The publishing house decided to change the focus of the website from e-commerce to content creation and curation in order to "engage more effectively and encourage exploration and discovery". The website also aims to be “topic led” and organised around the most popular subject areas, rather than imprints or internal categories. The website will feature and use and test a variety of content including videos, Q&As, long reads, short reads, galleries, lists and more to help determine what visitors like and when.
Laura Perehinec, strategic development director at The History Press, told The Bookseller: “We decided to create a site based around content, which encourages visitors to spend time exploring and finding out more about the stories and topics that interest them. We have a great advantage in having such a broad range of titles around one core area as we can provide further reading opportunities for different audiences on a diverse set of subjects. We felt a new approach was needed that was based around building engagement and trust first rather than just displaying, in effect, a catalogue.”
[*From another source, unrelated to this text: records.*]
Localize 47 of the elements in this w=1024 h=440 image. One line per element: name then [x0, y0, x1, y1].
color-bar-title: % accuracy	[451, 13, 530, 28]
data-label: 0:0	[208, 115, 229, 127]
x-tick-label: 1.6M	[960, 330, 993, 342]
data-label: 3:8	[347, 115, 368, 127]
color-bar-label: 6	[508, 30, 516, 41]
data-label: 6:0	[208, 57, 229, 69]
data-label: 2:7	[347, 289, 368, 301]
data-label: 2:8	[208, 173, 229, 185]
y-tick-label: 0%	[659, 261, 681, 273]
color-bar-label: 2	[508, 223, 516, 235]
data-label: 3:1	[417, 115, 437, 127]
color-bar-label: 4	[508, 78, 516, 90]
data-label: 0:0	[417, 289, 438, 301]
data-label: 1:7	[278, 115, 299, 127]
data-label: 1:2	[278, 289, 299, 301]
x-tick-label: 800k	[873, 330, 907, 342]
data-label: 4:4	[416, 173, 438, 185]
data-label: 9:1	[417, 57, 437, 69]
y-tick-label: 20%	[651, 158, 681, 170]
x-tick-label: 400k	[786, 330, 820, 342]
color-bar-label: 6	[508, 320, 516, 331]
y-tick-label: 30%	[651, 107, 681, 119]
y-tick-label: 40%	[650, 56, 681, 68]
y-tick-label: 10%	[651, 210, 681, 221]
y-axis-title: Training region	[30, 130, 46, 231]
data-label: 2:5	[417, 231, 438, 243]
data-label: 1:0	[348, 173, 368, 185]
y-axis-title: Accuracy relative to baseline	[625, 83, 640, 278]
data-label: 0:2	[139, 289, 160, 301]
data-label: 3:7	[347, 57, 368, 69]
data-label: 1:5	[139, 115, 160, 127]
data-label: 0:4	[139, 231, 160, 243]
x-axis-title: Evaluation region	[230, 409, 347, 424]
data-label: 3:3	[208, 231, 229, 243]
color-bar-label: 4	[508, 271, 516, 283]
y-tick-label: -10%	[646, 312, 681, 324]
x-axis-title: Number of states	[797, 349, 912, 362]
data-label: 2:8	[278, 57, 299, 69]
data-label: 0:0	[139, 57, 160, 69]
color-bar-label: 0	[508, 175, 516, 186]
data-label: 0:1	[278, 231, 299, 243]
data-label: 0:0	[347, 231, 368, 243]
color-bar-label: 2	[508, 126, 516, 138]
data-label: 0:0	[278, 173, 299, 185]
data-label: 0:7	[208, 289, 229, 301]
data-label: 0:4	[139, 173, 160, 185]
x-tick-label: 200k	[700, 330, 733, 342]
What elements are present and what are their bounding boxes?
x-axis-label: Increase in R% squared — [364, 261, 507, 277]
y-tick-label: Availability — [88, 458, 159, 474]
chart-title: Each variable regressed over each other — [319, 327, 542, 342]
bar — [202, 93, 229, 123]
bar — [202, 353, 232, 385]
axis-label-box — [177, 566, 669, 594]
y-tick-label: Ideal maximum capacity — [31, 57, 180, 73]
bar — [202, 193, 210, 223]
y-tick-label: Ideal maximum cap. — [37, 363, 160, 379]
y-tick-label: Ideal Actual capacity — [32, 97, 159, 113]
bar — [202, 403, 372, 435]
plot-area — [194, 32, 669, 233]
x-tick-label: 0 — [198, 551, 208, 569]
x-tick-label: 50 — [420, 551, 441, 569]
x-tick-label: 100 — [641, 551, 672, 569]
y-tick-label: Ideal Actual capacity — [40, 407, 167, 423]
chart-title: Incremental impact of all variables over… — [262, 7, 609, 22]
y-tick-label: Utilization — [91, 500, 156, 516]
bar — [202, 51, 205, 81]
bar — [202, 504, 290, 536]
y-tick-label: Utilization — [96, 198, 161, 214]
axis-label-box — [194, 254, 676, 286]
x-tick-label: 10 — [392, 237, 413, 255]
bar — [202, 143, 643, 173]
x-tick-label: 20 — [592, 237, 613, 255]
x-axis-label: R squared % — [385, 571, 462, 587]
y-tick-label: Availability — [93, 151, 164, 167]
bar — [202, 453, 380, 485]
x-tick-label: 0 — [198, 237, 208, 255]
The design is accompanied by a brand refresh that includes updated typography and logo to reflect a clean and consistent visual identity across print and digital channels.
The History Press’ authors are “experts in their fields” and will curate specific themes within the site, like the forthcoming Somme centenary. The first author-curated area will be on the Somme with Peter Doyle (the author of The First World War in 100 Objects, Fritz and Tommy and the forthcoming Kitchener’s Mob) and Alexandra Churchill (author of Somme).
Books will still be sold on the site through affiliate links to enable consumers to buy from a recognised retailer.
Perehinec said that mobile was an area the press was looking to develop. She said: “The old site was not created with responsive design in mind so provided a poor user experience on mobile and tablet. With searches and traffic on mobile increasing year-on-year, this needed to be remedied.”
Perehinec added that the project has been "unifying" for the wider team and gives them the opportunity to be "more inventive about the ways in which they engage their audiences."
She said: "The launch is very much just the beginning and we welcome feedback to help inform the site’s evolution.”